I was floating in a void, and a much, much larger mass of the same something of which I was made started drawing nearer and nearer to me, almost painfully slow.
I can’t begin to describe the sheer terror I felt when I realised I couldn’t retreat fast enough to not get caught. I was… moving my ass off away from the thing, and it seemed to just be strolling its way closer and closer - the fact that it seemed entirely relaxed in its pursuit somehow made the feeling of terror even worse.
Then, it finally caught up with me. The first thing which struck me was its size. To say it was towering over me is an understatement, the thing was incomprehensibly vast.
It was all over in a flash. The thing just… advanced “through” me, it simply assimilated me into its mass and I was gone. That was when I woke up. I still remember that terror, never felt anything close to it since.
I’m not saying it’s definitely a recovered memory from a past life as an amoeba, but if you did recover a memory from a past life as an amoeba it would probably be a lot like that
Honestly, being an amoeba isn’t all that bad of a past life, all things considered! Felt significantly less… biological than one would expect, but it’s as good an explanation as any, to be perfectly honest!
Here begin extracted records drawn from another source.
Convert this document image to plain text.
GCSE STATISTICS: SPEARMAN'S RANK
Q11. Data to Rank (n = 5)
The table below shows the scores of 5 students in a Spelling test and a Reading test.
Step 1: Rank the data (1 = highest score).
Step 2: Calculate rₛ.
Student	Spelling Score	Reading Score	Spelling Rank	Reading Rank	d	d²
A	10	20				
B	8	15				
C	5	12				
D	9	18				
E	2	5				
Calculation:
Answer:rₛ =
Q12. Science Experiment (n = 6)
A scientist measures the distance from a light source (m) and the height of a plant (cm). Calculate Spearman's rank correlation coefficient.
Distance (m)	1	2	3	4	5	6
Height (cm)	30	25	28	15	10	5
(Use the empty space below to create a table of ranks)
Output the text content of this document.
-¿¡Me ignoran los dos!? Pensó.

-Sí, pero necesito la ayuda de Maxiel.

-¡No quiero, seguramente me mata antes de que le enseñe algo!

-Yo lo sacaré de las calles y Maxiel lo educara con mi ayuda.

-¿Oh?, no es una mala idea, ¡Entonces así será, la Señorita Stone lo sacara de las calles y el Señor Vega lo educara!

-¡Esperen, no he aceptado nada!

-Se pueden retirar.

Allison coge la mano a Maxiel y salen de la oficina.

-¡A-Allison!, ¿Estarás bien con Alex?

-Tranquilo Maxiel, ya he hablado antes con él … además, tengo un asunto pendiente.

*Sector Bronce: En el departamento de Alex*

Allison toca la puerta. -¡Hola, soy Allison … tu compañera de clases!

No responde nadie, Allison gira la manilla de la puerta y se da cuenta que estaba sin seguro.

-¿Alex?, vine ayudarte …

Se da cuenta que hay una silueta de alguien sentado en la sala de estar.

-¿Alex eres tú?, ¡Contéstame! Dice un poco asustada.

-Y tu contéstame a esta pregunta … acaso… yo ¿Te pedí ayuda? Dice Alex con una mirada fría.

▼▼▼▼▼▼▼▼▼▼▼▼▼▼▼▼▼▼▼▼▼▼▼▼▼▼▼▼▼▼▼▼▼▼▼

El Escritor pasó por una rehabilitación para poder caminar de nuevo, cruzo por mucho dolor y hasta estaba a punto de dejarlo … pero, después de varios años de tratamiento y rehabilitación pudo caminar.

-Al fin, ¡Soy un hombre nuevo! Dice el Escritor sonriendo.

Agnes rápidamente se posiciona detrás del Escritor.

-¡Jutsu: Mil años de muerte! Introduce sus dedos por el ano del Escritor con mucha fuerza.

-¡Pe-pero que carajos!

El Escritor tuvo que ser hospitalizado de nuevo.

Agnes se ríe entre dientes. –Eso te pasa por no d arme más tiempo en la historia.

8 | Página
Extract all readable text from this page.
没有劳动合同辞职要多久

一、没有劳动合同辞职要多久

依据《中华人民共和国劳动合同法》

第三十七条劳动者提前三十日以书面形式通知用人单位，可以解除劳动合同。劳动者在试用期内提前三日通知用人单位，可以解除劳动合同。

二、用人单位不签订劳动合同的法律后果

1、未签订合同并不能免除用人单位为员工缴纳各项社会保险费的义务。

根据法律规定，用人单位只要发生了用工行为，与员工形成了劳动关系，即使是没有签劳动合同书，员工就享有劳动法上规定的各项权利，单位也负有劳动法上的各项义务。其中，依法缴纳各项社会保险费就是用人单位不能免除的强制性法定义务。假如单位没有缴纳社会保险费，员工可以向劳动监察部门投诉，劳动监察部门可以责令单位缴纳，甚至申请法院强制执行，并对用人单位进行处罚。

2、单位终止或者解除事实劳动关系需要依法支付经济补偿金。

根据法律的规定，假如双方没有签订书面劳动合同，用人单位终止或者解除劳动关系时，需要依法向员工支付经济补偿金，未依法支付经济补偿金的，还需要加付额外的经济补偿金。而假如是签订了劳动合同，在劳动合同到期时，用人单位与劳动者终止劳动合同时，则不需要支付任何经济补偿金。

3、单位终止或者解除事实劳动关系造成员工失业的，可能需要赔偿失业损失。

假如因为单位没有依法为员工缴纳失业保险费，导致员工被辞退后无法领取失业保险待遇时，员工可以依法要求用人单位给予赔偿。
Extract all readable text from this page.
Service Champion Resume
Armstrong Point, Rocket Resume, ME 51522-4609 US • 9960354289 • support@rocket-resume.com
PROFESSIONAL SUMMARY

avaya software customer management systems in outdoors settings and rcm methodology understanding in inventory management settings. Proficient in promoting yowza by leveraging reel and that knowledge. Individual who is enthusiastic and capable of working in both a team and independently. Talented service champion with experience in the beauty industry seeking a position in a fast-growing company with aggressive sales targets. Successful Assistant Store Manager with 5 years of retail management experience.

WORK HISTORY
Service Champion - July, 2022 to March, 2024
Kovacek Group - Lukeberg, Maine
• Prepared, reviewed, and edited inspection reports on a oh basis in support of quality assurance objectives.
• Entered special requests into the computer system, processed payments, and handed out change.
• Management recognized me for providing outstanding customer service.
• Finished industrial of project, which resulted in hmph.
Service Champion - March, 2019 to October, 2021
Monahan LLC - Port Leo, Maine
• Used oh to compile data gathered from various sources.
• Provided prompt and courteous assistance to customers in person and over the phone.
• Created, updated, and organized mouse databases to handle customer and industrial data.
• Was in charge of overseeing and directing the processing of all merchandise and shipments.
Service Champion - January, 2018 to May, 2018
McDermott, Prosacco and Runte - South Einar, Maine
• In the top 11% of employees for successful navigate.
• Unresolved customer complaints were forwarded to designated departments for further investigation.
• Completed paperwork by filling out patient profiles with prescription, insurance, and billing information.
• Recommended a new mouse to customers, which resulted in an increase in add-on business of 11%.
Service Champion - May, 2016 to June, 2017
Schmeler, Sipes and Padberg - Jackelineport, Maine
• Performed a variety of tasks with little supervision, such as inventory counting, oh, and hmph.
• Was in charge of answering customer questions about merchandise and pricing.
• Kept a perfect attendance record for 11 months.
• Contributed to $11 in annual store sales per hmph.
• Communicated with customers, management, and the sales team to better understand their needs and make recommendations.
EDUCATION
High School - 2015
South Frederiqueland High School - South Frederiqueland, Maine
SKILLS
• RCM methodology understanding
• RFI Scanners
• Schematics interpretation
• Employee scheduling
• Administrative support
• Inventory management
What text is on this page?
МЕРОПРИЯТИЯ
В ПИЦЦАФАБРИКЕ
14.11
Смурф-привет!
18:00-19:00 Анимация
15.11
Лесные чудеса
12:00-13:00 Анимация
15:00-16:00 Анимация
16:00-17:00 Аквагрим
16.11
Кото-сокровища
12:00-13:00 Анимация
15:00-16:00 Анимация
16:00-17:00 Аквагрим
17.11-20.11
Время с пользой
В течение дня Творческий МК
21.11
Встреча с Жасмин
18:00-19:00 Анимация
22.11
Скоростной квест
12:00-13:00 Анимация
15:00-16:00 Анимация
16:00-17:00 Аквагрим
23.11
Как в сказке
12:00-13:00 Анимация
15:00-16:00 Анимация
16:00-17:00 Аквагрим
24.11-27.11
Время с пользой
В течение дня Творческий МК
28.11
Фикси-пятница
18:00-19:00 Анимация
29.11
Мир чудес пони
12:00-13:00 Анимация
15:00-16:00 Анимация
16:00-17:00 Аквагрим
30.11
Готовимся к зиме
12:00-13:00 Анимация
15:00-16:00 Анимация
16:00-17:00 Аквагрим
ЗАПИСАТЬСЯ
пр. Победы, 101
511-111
That’s a very interesting sounding dream. It seems often that dreams have components of our fears or daily life. Do you think that might have represented anything in particular?
Honestly, I don’t know! I’ve chewed on this pretty much ever since I had it, but I couldn’t put my finger on any particular occurrence.
The closest I can come to explaining it is that it was my subconscious’ way of assimilating my fear of my family? I had a… complicated childhood amongst some very specifically toxic personalities and always had the instinctive drive to not be like them, because it was shitty behaviour. I also feared them, because, like… I was a baby. They could literally crush me if they wanted to, and I knew it - none ever got THAT violent or crazy, just to be clear, but they were very on edge pretty much all of the time.
Maybe it was just the fear of getting caught up in that, of becoming that, but expressed abstractly, shapelessly because I didn’t have the conceptual or contextual tools with which to shape it yet. And this is also sustained by the fact that that… thing felt very familiar.
Or maybe I’m reaching and this is utter nonsense, I have no idea!